Mimi, a beautifully written discussion. Hoping for better for you soon.

wow, brought tears to my eyes-because i know your pain, i identify with your feelings. I wish i was me again for my kids more than anything. thankyou for posting ps-your are a great mom!!

((((hugs)))) thinking of you. thank you for the encouragement! blessings~~

oh mimi, that was the saddest thing i have ever heard, but describes TN to a tee....... my life too has changed since TN, i have forgotten what its like to live normally.

my husband is wonderful, but he cant stop the pain, i dont think anyone can. i am going to have the operation,MVD it cant come soon enough for me..... but on the other hand i am scared, could it make my pain worse? surely not, how could it possibly be worse?

i am so sorry for all of us, dont know why it has happened, thank goodness for the site, its a great help. thank you for your letter, and thanks to everyone for caring. love to all. hope you have a pain free day anne

Mimi, I just read what Lori what said...and I agree. You sound like an awesome Mom. Your daughter is very blessed to have you...TN and all.

I think you just described everything I've been feeling, although I've only been going through this a short time it's already started to completely turn my life around, and I try to talk to people but most just think i'm overreacting. It's hard. But so far I'm just trying to enjoy my good days and get through the bad as best as I can.


It sounds like you've been really suffering, not just physically but emotionally and I'm so sorry for that. I'm so sorry for everyone who suffers with this. You sound like you have a wonderful and loving family. I'm glad you have some support. And I hope you can one day feel like yourself again. Just like I hope for myself and everyone else. Thank you for posting this.
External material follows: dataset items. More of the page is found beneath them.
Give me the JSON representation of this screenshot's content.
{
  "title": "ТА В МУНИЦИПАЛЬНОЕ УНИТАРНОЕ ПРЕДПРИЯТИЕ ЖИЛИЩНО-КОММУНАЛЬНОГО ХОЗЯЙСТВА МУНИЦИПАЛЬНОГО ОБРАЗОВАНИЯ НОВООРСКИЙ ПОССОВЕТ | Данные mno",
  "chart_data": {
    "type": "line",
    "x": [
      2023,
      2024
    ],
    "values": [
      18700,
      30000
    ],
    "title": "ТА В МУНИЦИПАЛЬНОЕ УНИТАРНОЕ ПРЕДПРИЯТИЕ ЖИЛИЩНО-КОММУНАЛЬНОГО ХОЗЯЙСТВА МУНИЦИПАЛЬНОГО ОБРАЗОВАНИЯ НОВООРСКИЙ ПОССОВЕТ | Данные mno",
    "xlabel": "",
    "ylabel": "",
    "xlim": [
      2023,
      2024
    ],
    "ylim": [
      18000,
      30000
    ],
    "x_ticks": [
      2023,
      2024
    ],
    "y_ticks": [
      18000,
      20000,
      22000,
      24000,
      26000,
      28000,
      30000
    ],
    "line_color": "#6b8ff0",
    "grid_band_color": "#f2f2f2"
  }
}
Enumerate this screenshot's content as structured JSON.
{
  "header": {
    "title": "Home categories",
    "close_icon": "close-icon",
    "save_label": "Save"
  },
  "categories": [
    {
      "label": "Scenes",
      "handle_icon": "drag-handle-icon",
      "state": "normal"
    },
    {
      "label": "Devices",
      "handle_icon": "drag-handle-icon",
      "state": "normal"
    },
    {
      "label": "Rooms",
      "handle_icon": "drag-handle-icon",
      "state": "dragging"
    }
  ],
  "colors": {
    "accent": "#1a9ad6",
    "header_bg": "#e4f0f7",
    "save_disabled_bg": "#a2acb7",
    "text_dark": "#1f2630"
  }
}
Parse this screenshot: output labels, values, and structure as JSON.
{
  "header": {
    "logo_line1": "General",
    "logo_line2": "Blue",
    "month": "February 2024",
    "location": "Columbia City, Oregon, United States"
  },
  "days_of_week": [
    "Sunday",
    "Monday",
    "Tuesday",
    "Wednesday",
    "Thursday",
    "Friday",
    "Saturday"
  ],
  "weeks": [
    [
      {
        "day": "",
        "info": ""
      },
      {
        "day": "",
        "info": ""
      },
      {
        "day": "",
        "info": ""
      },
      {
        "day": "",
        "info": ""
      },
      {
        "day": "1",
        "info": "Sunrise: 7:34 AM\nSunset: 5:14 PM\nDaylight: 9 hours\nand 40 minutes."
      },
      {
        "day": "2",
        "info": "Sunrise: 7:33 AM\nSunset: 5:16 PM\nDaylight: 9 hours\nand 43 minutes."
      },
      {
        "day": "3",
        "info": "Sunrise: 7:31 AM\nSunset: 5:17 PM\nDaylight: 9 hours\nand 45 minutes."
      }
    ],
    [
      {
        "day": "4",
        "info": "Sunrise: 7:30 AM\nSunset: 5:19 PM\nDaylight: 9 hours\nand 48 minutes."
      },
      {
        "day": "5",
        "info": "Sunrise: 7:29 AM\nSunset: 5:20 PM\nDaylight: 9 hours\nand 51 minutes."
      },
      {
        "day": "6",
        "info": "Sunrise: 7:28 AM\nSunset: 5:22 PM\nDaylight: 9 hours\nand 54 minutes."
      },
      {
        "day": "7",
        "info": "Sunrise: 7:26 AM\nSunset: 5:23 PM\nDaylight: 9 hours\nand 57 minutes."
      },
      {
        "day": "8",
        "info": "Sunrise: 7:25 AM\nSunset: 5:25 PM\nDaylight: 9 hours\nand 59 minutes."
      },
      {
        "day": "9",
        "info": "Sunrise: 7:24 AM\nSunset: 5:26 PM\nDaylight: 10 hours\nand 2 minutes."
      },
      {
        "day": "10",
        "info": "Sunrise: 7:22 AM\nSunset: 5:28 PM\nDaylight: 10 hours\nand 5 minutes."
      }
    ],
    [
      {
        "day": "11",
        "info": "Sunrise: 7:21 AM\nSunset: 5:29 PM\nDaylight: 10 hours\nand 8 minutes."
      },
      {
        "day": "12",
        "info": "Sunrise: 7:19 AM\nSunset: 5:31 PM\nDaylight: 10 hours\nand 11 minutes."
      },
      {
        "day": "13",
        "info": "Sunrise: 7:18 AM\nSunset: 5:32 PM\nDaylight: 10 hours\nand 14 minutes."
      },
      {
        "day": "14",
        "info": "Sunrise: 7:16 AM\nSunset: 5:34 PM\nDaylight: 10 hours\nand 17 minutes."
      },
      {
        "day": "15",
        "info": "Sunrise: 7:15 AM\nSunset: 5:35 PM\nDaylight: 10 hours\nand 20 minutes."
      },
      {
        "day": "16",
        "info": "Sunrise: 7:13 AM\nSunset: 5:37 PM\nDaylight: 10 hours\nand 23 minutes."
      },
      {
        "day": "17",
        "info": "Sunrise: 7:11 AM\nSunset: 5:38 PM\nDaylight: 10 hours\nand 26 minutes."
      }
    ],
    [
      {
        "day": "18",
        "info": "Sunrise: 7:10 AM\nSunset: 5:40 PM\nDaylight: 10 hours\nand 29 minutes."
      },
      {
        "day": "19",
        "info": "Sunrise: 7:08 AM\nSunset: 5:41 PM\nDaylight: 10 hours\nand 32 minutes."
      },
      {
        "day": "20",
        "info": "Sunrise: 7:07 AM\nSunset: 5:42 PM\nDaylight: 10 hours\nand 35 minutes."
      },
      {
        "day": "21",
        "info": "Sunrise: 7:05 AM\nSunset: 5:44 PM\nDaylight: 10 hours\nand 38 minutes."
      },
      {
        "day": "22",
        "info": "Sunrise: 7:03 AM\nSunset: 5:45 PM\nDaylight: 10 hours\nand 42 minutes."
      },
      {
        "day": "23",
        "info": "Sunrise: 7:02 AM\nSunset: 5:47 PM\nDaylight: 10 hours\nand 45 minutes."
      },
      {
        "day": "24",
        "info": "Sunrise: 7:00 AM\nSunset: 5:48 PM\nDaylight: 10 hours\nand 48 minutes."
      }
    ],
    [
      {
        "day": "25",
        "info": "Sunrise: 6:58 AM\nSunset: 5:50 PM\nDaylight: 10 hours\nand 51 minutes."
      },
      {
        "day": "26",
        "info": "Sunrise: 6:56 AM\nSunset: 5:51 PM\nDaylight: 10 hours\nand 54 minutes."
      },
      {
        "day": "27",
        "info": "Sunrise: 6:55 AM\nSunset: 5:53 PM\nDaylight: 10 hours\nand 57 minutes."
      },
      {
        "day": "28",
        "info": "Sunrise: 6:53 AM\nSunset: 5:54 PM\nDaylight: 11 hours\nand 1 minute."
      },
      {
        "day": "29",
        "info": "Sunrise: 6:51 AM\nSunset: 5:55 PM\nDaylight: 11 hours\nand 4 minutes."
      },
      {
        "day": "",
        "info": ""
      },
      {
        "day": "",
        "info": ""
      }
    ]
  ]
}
Thanks everyone for your replies to my post, I wasn’t expecting any when I wrote it, I guess I just needed to put words down…
I do very much appreciate the validation, it’s not just me feeling this way.

I knew that, I guess it just helps to hear it.
I’m ok, and I will be ok.
But part of having TN and other chronic pain/ disease etc is acknowledging the bad days, working through or with them and enjoying the good days, moments as they come.

I hope we all get more good in the days ahead!
((hugs)) Mimi

Mimi,

Your powerful words capture what we all feel and the guilt of putting our children through this. I have watched our boys grow up so much this past year and am so proud of them but also feel sad that they may have lost some of their carefree childhood.

Thank you for capturing our thoughts so powerfully,

Jonathah

Oh girl...you hit the nail on the head! Great writing; I understand EXACTLY. I appreciate you and appreciate how you so eloquently wrote how we all feel. Wouldn't it be so nice to be the person we were??? I remember that person also and wonder "why" too - but I also thank the Lord that I am STILL here, regardless of this infernal disorder. We all feel like 'skipping out of this world' a few times...but...we ARE still here for a reason. - hoping and praying you (and all of us) have better days...God bless you!

Mimi,
I was browsing this site and searching for a way to prevent myself from becoming totally isolated and your post is the reason why I joined. So thank you for putting into words what no one around me understands. And thank you for allowing me to read your personal feelings. I feel very blessed to be a part of this community.